民主主義・人権プログラム
【GGRブラウンバッグランチセミナー】時代を超えた影響力と技術 ―ソーシャルメディアにおける影響力・偽情報の理解と研究
日にち2022年7月27日
時間12:30-13:30
開催場所マーキュリータワー3302
イベント概要

2022年7月27日、グローバル・ガバナンス研究センター(GGR)は、ノルウェー国防研究機関(Norwegian Defence Research Establishment: FFI)からの客員研究員であるアーリル・ベルグ氏をゲストスピーカーに迎え、第6回GGR Brown Bag Lunch Seminarを開催しました。約20年間コンピュータープログラマーとして働き、その後社会学の博士号を取得したベルグ氏は、現在ノルウェーの防衛の軍民両分野における業務に関わっています。

ベルグ氏は、「サイバー領域および社会におけるプロパガンダの影響」を、サイバー領域および社会的(認知領域を含む)、プロパガンダ(ツール)、影響(目標)の3つの部分に分けて説明しました。影響力の働きかけが、意図的かつ組織的な発信や認識の歪曲によって行われる場合、その国に害をもたらし悪影響を及ぼすと分析しました。
偽情報は技術史的に新しい現象ではないものの、ソーシャルメディアによって影響力の範囲が拡大し精度が向上した今、より多くのことが低コストで可能になったと指摘し、ベルグ氏は、人々がフェイクニュースやインフルエンサーのコンテンツに遭遇することだけでなく、アルゴリズムによるナラティブによっても、権威に対する不信感を募らせ、代わりに特定のナラティブを支持するようになる可能性があると論じました。
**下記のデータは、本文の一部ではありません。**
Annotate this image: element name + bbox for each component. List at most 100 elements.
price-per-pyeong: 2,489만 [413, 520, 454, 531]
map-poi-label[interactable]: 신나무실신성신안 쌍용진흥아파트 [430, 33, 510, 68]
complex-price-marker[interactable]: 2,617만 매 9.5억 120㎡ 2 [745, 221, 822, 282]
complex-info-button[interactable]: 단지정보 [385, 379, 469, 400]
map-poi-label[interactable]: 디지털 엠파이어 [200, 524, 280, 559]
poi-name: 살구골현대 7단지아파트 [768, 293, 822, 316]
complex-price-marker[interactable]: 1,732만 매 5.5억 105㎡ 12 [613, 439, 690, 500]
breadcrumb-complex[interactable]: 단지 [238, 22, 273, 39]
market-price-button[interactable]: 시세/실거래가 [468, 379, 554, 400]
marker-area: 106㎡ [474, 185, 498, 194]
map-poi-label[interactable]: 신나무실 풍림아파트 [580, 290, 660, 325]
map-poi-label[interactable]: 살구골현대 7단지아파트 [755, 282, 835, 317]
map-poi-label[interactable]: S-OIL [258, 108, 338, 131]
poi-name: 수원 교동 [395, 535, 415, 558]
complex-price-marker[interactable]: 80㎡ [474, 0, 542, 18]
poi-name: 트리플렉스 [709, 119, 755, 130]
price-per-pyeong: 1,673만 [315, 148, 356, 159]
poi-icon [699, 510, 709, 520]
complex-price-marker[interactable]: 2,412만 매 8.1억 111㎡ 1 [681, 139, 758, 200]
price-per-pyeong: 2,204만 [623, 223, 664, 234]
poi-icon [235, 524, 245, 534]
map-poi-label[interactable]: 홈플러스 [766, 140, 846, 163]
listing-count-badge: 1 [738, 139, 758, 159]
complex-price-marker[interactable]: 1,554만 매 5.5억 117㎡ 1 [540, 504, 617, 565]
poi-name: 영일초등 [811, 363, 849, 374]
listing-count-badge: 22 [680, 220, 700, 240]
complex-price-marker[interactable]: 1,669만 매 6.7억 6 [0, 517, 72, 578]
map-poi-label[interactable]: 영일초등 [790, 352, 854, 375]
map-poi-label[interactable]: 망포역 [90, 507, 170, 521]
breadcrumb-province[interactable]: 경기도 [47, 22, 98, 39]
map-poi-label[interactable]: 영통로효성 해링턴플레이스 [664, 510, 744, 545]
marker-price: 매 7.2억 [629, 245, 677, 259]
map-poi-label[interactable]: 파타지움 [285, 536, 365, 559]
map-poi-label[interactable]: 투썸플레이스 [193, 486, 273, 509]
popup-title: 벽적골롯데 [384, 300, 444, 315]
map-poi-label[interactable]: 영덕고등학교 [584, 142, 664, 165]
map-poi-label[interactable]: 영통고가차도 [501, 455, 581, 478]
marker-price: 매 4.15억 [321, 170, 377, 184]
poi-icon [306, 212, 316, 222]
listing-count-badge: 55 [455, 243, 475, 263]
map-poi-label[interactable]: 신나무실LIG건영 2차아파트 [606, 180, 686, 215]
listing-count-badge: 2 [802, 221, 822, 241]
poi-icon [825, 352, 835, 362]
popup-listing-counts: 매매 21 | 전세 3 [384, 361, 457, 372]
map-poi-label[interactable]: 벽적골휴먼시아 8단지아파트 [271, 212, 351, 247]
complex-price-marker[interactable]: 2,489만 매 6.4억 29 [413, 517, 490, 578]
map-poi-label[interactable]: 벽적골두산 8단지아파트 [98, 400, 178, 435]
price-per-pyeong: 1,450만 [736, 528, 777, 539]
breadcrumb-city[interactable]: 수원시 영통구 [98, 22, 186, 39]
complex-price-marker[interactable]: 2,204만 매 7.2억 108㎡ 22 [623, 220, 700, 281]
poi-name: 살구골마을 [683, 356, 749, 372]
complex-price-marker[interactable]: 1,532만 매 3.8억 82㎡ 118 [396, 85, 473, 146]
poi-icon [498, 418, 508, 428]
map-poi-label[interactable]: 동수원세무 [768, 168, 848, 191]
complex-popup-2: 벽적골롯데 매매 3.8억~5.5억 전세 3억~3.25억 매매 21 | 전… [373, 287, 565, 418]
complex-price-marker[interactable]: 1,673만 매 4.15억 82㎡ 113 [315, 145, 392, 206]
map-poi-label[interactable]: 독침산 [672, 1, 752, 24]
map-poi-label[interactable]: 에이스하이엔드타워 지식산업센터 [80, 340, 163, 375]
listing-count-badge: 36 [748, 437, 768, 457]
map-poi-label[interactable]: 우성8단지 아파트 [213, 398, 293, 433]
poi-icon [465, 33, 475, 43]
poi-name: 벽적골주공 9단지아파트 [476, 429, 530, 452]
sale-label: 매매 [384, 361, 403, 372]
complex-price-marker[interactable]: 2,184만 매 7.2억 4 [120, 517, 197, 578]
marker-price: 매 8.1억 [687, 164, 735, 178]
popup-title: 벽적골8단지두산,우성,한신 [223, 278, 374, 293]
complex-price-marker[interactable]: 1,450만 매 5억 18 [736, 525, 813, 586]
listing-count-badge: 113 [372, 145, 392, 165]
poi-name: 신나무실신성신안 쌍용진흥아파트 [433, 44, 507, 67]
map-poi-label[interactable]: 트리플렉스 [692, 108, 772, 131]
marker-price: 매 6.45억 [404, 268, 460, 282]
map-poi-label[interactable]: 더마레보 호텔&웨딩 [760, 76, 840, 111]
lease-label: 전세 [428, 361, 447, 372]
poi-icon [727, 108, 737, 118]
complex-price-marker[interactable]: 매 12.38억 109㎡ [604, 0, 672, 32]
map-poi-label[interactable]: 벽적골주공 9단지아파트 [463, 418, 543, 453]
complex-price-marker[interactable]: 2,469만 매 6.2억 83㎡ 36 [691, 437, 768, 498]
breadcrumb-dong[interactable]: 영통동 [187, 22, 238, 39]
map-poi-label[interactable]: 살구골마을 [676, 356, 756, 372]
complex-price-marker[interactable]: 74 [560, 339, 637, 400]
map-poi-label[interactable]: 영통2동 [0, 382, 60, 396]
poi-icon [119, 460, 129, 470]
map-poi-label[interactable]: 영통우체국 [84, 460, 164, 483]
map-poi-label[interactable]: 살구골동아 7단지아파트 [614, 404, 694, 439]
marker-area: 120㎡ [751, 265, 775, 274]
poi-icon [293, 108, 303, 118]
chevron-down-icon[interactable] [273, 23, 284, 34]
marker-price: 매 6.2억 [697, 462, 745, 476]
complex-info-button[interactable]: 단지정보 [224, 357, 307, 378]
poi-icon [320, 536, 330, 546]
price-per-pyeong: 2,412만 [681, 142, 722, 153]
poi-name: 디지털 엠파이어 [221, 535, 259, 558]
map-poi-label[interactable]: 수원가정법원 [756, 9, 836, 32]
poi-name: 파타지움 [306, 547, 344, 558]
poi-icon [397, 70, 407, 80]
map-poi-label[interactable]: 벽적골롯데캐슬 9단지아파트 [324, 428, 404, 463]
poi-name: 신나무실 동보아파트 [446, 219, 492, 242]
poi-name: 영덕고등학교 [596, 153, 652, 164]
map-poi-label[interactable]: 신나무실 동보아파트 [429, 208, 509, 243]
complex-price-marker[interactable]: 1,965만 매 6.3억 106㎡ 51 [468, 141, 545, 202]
質疑応答には、約10名の一橋大学の教授や学生が参加し、ナラティブの仕組み、各国で起きている個別の事象の関連性、地域ごとの偽情報や誤情報をどう乗り越えることができるかなどについて質問が出されました。ベルグ氏は現在、沖縄とフィンランドに焦点を当て、国家のナラティブや配信手法・チャネルを分析する比較研究を行っています。